Den eigenen Ansprüchen gerecht zu werden und beruflich gut zurechtzukommen, gehört für viele Menschen zum Alltag. Beruf, Familie und andere Verpflichtungen bestimmen oft das Leben. Eigene Bedürfnisse, Gefühle und Wünsche treten dabei zunehmend in den Hintergrund. Manchmal geschieht dieser Prozess schleichend – durch Leistungsdruck, hohe Ansprüche oder die Gewohnheit, die eigenen Bedürfnisse immer wieder zurückzustellen. Auch gesundheitliche Belastungen, Krisen oder einschneidende Lebensereignisse können dazu führen, dass der Kontakt zu sich selbst verloren geht.
Wer über längere Zeit die eigenen Bedürfnisse und Werte immer wieder zurückstellt, spürt häufig zunächst Erschöpfung, inneren Druck oder anhaltende Anspannung.
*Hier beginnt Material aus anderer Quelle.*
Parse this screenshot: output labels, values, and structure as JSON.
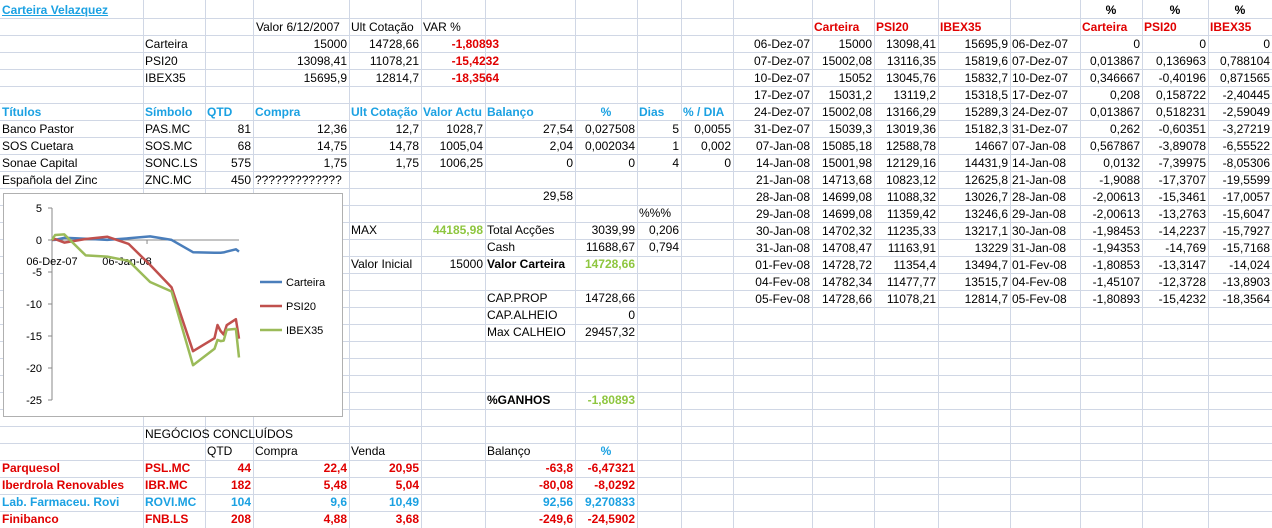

Daraus können sich psychische oder psychosomatische Beschwerden entwickeln oder bereits bestehende Belastungen verstärken.
Psychologische Begleitung kann dabei unterstützen, die eigene Situation besser zu verstehen und neue Wege im Umgang mit Belastungen zu entwickeln – damit wieder mehr Raum für das entsteht, was Ihnen wirklich wichtig ist.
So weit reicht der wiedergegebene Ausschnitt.